MARS: Mixture of Auto-Regressive Models for Fine-grained Text-to-image Synthesis
๐ Abstract
The article introduces MARS, a novel auto-regressive framework that retains the capabilities of pre-trained Large Language Models (LLMs) while incorporating exceptional text-to-image (T2I) generation abilities. The key contributions are:
-
The design of the Semantic Vision-Language Integration Expert (SemVIE) module, which seamlessly integrates the pre-trained LLM with a trainable visual expert, preserving the NLP capabilities while endowing the model with advanced visual understanding.
-
A multi-stage refinement training strategy that significantly enhances MARS' robust instruction-following capability and its ability to generate high-quality images with rich details.
-
MARS demonstrates strong performance on various benchmarks, including MS-COCO, T2I-CompBench, and human evaluations, while requiring only 9% of the training budget of Stable Diffusion v1.5.
-
MARS possesses bilingual generation capabilities, handling both English and Chinese language prompts, and the flexibility to perform joint image and text generation tasks.
๐ Q&A
[01] Overall Framework
1. What is the overall framework of MARS? MARS is a unified framework that combines pre-trained Large Language Models (LLMs) with visual generation capabilities. It consists of distinct yet harmonized visual and linguistic expert models, with the linguistic module leveraging a pre-trained LLM (e.g., Qwen-7B) and the visual counterpart undergoing initialization concurrently.
2. How does MARS preserve the NLP capabilities of the pre-trained LLM? MARS incorporates the Semantic Vision-Language Integration Expert (SemVIE) module, which adds parallel visual experts to the attention blocks of the pre-trained LLM. This allows MARS to harness the powerful language interpretation abilities of the LLM while also equipping the model with advanced visual generation and comprehension abilities.

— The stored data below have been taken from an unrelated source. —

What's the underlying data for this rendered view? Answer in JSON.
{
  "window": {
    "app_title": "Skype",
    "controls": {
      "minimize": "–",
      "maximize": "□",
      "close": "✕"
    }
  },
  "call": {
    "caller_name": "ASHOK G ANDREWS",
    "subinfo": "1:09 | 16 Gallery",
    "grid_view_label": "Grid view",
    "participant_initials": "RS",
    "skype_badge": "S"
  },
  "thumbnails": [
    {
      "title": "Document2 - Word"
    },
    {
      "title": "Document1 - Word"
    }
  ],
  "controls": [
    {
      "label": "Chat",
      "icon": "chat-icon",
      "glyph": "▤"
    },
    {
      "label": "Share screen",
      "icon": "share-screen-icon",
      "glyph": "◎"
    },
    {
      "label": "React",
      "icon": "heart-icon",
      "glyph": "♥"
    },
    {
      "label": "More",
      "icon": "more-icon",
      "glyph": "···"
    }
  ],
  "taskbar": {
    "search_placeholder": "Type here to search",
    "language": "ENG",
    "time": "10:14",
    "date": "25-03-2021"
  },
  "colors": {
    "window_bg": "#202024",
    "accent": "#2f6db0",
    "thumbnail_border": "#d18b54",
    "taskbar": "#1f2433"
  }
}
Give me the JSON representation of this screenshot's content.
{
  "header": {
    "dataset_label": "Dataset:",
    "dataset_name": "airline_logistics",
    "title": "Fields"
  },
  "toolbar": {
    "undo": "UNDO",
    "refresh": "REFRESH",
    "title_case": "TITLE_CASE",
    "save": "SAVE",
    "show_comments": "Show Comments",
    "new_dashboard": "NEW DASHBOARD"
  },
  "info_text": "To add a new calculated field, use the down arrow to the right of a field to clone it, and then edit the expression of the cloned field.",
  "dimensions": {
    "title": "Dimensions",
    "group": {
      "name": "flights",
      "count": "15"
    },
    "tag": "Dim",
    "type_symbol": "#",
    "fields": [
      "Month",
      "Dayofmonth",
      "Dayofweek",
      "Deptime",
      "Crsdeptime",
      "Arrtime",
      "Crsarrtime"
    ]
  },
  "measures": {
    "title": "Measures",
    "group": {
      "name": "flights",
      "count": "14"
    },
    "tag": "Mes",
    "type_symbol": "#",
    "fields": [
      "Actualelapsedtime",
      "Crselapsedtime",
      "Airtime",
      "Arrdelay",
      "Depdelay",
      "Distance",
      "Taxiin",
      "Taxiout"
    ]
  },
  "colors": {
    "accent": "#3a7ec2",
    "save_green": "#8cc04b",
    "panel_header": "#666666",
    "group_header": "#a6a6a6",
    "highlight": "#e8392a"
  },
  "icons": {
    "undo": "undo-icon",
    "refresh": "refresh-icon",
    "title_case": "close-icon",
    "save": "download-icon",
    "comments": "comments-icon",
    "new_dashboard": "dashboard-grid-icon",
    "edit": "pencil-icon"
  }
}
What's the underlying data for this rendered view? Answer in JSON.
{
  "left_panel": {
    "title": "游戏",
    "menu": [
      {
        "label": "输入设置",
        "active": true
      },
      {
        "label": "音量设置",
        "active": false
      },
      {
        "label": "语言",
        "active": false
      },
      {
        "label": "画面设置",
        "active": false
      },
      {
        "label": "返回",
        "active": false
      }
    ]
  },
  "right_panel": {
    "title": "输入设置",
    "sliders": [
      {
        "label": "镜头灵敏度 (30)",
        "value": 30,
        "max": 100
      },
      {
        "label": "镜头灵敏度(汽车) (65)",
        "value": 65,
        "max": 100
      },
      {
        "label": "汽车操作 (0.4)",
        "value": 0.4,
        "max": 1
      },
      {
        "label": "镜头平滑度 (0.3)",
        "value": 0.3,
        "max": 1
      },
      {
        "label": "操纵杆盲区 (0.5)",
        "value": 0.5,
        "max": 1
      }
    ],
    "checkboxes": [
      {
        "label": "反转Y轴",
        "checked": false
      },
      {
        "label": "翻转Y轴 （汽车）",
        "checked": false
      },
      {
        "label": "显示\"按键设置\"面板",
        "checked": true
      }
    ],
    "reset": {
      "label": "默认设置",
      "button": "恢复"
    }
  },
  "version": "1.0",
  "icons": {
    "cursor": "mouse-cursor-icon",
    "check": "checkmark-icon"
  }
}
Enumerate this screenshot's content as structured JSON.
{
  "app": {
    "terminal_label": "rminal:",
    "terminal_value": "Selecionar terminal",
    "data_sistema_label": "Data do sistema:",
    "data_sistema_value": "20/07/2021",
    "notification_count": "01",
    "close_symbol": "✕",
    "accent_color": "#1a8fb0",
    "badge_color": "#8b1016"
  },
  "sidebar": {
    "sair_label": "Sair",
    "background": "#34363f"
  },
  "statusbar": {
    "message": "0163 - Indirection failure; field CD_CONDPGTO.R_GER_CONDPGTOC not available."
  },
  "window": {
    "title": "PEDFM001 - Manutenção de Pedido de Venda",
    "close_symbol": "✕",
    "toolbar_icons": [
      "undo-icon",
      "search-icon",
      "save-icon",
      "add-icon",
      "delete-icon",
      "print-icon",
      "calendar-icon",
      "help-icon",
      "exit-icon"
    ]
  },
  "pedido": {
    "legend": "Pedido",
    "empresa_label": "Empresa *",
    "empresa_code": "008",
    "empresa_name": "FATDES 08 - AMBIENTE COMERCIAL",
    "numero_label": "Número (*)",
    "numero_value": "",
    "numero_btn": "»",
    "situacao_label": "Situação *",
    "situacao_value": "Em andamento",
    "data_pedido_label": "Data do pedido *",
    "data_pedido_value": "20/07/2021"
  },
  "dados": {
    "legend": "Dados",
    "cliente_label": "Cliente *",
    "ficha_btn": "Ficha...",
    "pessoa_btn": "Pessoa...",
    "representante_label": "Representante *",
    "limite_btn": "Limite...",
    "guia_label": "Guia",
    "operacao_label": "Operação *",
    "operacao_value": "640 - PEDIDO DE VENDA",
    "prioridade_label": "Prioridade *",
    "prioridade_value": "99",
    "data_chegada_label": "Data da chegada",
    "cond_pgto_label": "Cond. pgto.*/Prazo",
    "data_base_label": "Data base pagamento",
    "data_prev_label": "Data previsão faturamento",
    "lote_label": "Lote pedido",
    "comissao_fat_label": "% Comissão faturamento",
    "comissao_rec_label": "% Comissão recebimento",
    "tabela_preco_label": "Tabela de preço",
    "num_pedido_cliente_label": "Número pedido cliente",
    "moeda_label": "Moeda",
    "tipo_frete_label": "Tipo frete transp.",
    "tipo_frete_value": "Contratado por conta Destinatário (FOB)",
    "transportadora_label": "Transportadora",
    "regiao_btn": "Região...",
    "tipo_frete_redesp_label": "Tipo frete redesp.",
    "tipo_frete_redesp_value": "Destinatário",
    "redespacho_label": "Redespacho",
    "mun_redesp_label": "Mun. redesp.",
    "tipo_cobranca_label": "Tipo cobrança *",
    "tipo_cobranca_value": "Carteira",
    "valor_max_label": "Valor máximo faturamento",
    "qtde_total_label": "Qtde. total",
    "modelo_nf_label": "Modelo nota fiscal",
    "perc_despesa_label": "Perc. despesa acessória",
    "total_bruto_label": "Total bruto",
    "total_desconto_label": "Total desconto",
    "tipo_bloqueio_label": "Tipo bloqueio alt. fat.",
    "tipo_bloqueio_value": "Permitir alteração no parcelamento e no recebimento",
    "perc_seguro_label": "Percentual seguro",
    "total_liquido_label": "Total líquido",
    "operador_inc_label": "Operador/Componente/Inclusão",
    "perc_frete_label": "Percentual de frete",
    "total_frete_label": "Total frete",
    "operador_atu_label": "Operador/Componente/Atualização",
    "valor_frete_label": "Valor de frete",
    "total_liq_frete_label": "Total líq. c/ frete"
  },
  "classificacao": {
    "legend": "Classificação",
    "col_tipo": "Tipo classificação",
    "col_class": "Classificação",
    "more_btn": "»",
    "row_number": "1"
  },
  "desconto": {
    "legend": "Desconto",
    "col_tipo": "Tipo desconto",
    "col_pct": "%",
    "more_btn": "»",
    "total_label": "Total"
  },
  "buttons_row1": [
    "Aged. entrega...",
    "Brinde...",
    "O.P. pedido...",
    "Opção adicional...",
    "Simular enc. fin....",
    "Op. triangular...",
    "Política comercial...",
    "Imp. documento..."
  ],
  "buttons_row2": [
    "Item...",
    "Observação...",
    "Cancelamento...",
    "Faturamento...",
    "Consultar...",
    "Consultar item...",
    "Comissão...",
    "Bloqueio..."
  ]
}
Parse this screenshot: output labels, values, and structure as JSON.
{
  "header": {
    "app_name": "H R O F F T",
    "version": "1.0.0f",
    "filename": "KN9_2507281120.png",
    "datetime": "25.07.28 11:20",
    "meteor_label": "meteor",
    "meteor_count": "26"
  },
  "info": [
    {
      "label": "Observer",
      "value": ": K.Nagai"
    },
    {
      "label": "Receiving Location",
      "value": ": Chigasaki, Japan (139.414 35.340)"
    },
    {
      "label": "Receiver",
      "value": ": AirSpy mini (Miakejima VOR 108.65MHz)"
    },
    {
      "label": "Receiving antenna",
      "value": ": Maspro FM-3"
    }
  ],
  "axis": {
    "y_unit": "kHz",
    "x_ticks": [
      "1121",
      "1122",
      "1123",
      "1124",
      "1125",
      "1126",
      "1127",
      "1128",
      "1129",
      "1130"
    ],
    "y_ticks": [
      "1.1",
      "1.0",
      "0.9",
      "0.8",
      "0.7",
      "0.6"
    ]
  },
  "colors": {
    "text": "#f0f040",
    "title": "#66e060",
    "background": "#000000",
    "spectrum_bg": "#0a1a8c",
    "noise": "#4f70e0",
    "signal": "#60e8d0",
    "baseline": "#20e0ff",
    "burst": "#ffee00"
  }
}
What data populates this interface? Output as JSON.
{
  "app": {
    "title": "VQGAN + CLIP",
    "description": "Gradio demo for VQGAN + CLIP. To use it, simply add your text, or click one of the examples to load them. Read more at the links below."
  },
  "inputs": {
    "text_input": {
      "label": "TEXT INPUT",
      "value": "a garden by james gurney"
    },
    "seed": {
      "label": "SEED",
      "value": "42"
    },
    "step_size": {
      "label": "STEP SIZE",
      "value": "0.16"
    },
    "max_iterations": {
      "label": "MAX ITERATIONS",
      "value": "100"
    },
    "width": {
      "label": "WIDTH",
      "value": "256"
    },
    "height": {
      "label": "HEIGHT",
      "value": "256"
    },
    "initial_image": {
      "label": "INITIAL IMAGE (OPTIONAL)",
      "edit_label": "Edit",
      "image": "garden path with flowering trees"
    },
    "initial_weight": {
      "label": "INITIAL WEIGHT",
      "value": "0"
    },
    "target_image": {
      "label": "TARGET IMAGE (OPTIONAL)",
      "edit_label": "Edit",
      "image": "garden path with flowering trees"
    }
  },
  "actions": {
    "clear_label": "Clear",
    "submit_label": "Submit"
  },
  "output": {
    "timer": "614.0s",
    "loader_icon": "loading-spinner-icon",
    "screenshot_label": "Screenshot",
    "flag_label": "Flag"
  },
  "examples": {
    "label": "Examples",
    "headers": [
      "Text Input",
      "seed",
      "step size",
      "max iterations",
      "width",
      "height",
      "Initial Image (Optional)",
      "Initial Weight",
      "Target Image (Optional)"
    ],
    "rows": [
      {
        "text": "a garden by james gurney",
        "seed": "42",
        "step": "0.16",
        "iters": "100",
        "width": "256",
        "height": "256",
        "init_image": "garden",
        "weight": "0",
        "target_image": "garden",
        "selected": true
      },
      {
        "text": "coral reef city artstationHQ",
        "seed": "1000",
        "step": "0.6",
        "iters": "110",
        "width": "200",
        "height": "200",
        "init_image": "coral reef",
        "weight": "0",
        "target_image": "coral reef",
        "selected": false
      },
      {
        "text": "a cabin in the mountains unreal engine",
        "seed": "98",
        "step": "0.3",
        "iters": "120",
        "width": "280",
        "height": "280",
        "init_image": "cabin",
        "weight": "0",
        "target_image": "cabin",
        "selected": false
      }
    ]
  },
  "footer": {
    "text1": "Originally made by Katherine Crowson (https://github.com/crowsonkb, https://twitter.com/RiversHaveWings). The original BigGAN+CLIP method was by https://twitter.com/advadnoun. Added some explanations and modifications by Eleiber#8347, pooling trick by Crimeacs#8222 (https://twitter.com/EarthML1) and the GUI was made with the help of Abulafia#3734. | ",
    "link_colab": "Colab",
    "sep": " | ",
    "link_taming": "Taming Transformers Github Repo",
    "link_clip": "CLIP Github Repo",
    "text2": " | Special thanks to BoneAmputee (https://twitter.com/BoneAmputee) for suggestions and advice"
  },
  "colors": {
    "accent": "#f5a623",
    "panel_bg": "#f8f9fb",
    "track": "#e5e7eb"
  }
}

3. What are the key advantages of MARS's architecture? MARS amplifies the flexibility of auto-regressive methods for T2I generation and joint image-text synthesis, with the potential for expansion to any-to-any tasks. The framework's performance is verified across various evaluative measures, including the MS-COCO benchmark, T2I-CompBench, and human evaluation.
[02] Semantic Vision-Language Integration Expert (SemVIE)
1. How does the SemVIE module work? The SemVIE module is a specialized multi-modal Mixture of Experts (mm-MoE) designed to handle both visual and semantic tokens. It consists of Attention-MoE and Feed-Forward Network (FFN)-MoE modules, which are strategically situated following each layer normalization step within the transformer modules. The routing mechanism allocates each input token to the corresponding expert model best equipped for its processing.
2. How does the SemVIE module facilitate the integration of textual and visual modalities? The SemVIE module enables a comprehensive and incremental interplay between the textual and visual modalities across every layer of the model, fostering deep integration that yields images closely aligned with their textual descriptors. This integration capitalizes on the profound linguistic insights afforded by the pre-trained LLM, leveraging the advanced language comprehension capabilities to enrich visual understanding.
[03] Multi-Stage Refinement Training
1. What are the key stages of the multi-stage refinement training strategy? The multi-stage training strategy consists of three stages:
- Stage I: Pre-training for Text-to-Image Alignment
- Stage II: High-Quality Data Alignment
- Stage III: High-Resolution Refinement
2. How does each stage contribute to the overall performance of MARS?
- Stage I optimizes MARS for text-to-image generation and image captioning tasks, utilizing an auto-regressive approach.
- Stage II further advances the fidelity of image synthesis by employing a dataset with meticulously curated text-image pairs.
- Stage III utilizes a cascading super-resolution strategy to enhance the resolution of the generated images, employing the Next K-Token Prediction (NKTP) method.
3. What are the benefits of the multi-stage training strategy? The multi-stage training strategy incrementally refines the correlation between textual prompts and visual outputs, allowing MARS to generate images that not only reflect the text's intent but also display a depth of detail akin to photorealistic representations.
[04] Multilingual Generation Capabilities
1. How does MARS handle multilingual text-to-image generation? MARS is built upon the Qwen architecture, which is designed to support multiple languages, including both English and Chinese. During the training phase, MARS incorporated a small yet significant proportion of Chinese in-house data, enabling it to effectively interpret concepts across linguistic boundaries and generate coherent visual content for both English and Chinese prompts.
2. What are the key advantages of MARS's multilingual generation capabilities? MARS's ability to seamlessly handle both English and Chinese language prompts, as well as its capacity for joint image and text generation, demonstrate its potential for versatile applications beyond just text-to-image synthesis.